Gonfreville-l'Orcher Près du Havre, les baraquements des GI's du camp cigarette vont devenir un musée

La Ville de Gonfreville-l'Orcher a lancé, le 11 mai 2015, un important programme de restauration de deux baraquements de sa cité provisoire pour les transformer en musée.

Mise à jour : 25/05/2015 à 17:22 par Karine Lebrun

Les deux baraquements vont retrouver leur allure initiale (©Ville Gonfreville-L'orcher).
Les deux baraquements vont retrouver leur allure initiale (©Ville Gonfreville-L'orcher).

La Ville de Gonfreville-l’Orcher, près du Havre (Seine-Maritime) réhabilite deux anciens baraquements du camp américain Philip Morris, situés rue du 8 mai 1945, pour en faire des bâtiments témoins de l’époque. Le chantier a débuté le 11 mai 2015 pour une durée de sept mois. Les deux habitats vont être transformés en musée.

4 000 sinistrés du Havre hébergés dans le « camp cigarette »

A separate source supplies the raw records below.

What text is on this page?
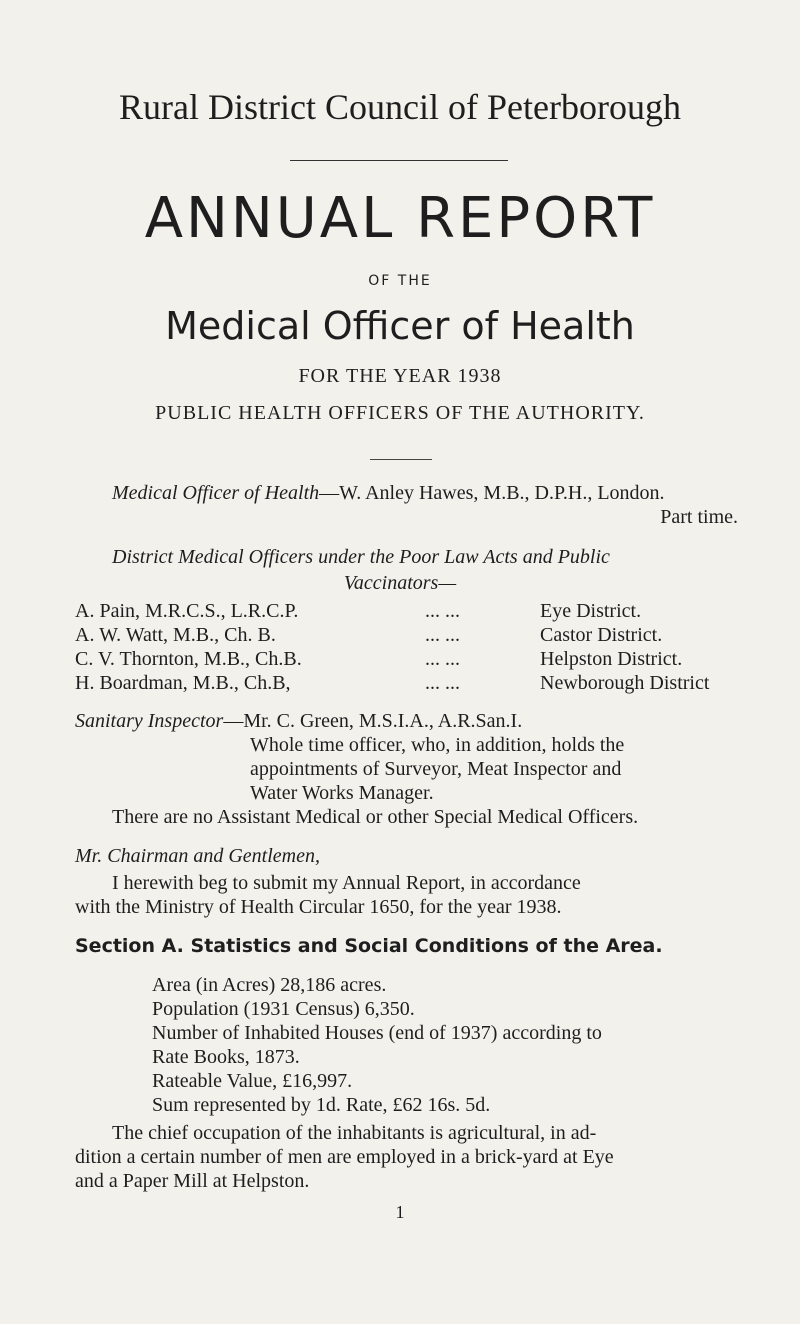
Rural District Council of Peterborough
ANNUAL REPORT
OF THE
Medical Officer of Health
FOR THE YEAR 1938
PUBLIC HEALTH OFFICERS OF THE AUTHORITY.
Medical Officer of Health—W. Anley Hawes, M.B., D.P.H., London.
Part time.
District Medical Officers under the Poor Law Acts and Public
Vaccinators—
A. Pain, M.R.C.S., L.R.C.P.	... ...	Eye District.
A. W. Watt, M.B., Ch. B.	... ...	Castor District.
C. V. Thornton, M.B., Ch.B.	... ...	Helpston District.
H. Boardman, M.B., Ch.B,	... ...	Newborough District
Sanitary Inspector—Mr. C. Green, M.S.I.A., A.R.San.I.
Whole time officer, who, in addition, holds the
appointments of Surveyor, Meat Inspector and
Water Works Manager.
There are no Assistant Medical or other Special Medical Officers.
Mr. Chairman and Gentlemen,
I herewith beg to submit my Annual Report, in accordance
with the Ministry of Health Circular 1650, for the year 1938.
Section A. Statistics and Social Conditions of the Area.
Area (in Acres) 28,186 acres.
Population (1931 Census) 6,350.
Number of Inhabited Houses (end of 1937) according to
Rate Books, 1873.
Rateable Value, £16,997.
Sum represented by 1d. Rate, £62 16s. 5d.
The chief occupation of the inhabitants is agricultural, in ad-
dition a certain number of men are employed in a brick-yard at Eye
and a Paper Mill at Helpston.
1
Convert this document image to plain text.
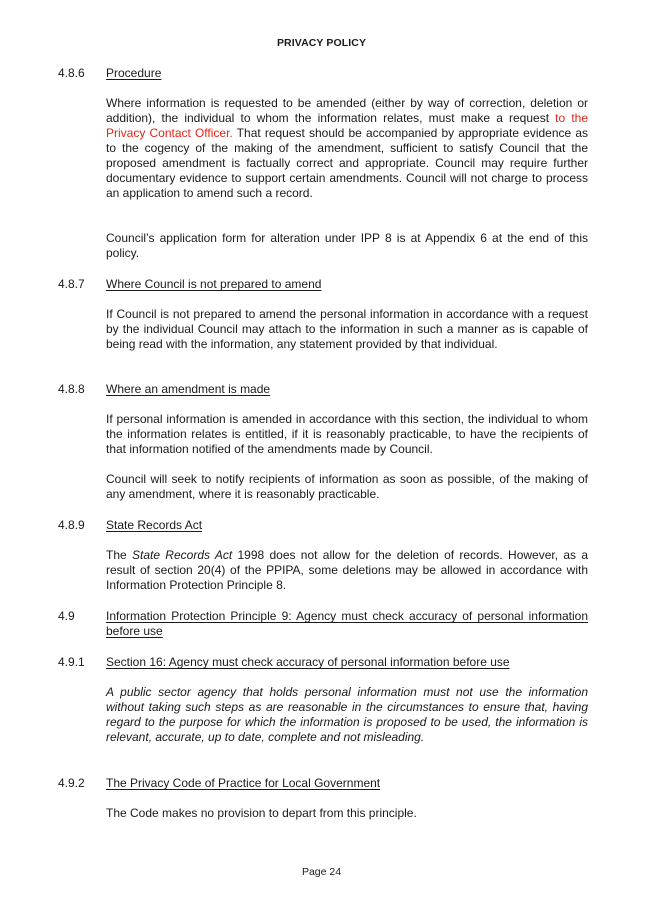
PRIVACY POLICY
4.8.6 Procedure

Where information is requested to be amended (either by way of correction, deletion or addition), the individual to whom the information relates, must make a request to the Privacy Contact Officer. That request should be accompanied by appropriate evidence as to the cogency of the making of the amendment, sufficient to satisfy Council that the proposed amendment is factually correct and appropriate. Council may require further documentary evidence to support certain amendments. Council will not charge to process an application to amend such a record.

Council’s application form for alteration under IPP 8 is at Appendix 6 at the end of this policy.

4.8.7 Where Council is not prepared to amend

If Council is not prepared to amend the personal information in accordance with a request by the individual Council may attach to the information in such a manner as is capable of being read with the information, any statement provided by that individual.

4.8.8 Where an amendment is made

If personal information is amended in accordance with this section, the individual to whom the information relates is entitled, if it is reasonably practicable, to have the recipients of that information notified of the amendments made by Council.

Council will seek to notify recipients of information as soon as possible, of the making of any amendment, where it is reasonably practicable.

4.8.9 State Records Act

The State Records Act 1998 does not allow for the deletion of records. However, as a result of section 20(4) of the PPIPA, some deletions may be allowed in accordance with Information Protection Principle 8.

4.9	Information Protection Principle 9: Agency must check accuracy of personal information before use
4.9.1 Section 16: Agency must check accuracy of personal information before use

A public sector agency that holds personal information must not use the information without taking such steps as are reasonable in the circumstances to ensure that, having regard to the purpose for which the information is proposed to be used, the information is relevant, accurate, up to date, complete and not misleading.

4.9.2 The Privacy Code of Practice for Local Government

The Code makes no provision to depart from this principle.

Page 24
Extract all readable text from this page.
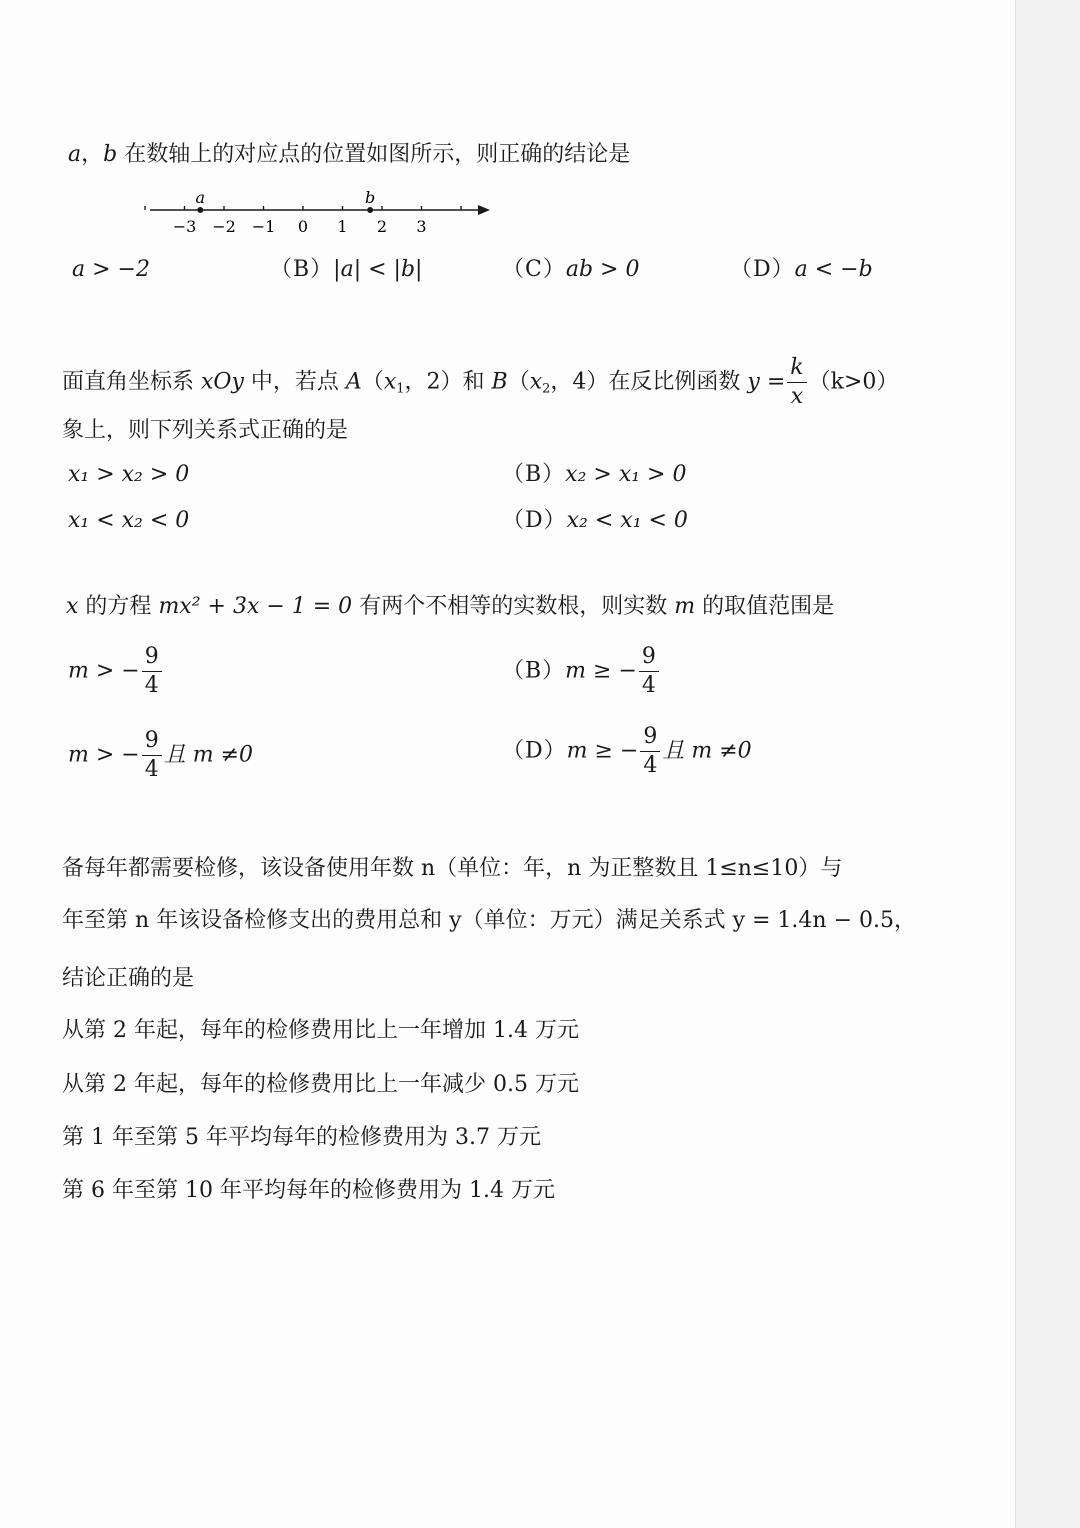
a，b 在数轴上的对应点的位置如图所示，则正确的结论是
−3 −2 −1 0 1 2 3
a	b
a > −2	（B）|a| < |b|	（C）ab > 0	（D）a < −b
面直角坐标系 xOy 中，若点 $A(x_1$，2）和 $B(x_2$，4）在反比例函数 $y = \frac{k}{x} (k>0)$
象上，则下列关系式正确的是
x₁ > x₂ > 0	（B）x₂ > x₁ > 0
x₁ < x₂ < 0	（D）x₂ < x₁ < 0
x 的方程 mx² + 3x − 1 = 0 有两个不相等的实数根，则实数 m 的取值范围是
m > − $\frac{9}{4}$	（B）m ≥ − $\frac{9}{4}$
m > − $\frac{9}{4}$ 且 m ≠0	（D）m ≥ − $\frac{9}{4}$ 且 m ≠0
备每年都需要检修，该设备使用年数 n（单位：年，n 为正整数且 1≤n≤10）与
年至第 n 年该设备检修支出的费用总和 y（单位：万元）满足关系式 y = 1.4n − 0.5，
结论正确的是
从第 2 年起，每年的检修费用比上一年增加 1.4 万元
从第 2 年起，每年的检修费用比上一年减少 0.5 万元
第 1 年至第 5 年平均每年的检修费用为 3.7 万元
第 6 年至第 10 年平均每年的检修费用为 1.4 万元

« C’est un chantier atypique dont nous sommes très fiers », souligne Yamina Makhlouf, chargée de suivi du chantier pour le compte de la mairie. Les bâtiments étaient à l’origine des préfabriqués à ossature bois, livrés en éléments à assembler par l’armée américaine, par lesquels passèrent les GI’s dans l’attente de retourner chez eux à la fin de la guerre.

À partir de 1945, le plateau de Gonfreville-l’Orcher, en raison de sa situation géographique exceptionnelle dans l’estuaire de la Seine, a été l’un des plus grands camps de transit, dits aussi “camps cigarette”, pour le rapatriement des troupes américaines. Après le départ des derniers GI’s, ces baraquements ont servi à héberger environ 4 000  sinistrés du Havre jusqu’aux années 70 », raconte la Ville.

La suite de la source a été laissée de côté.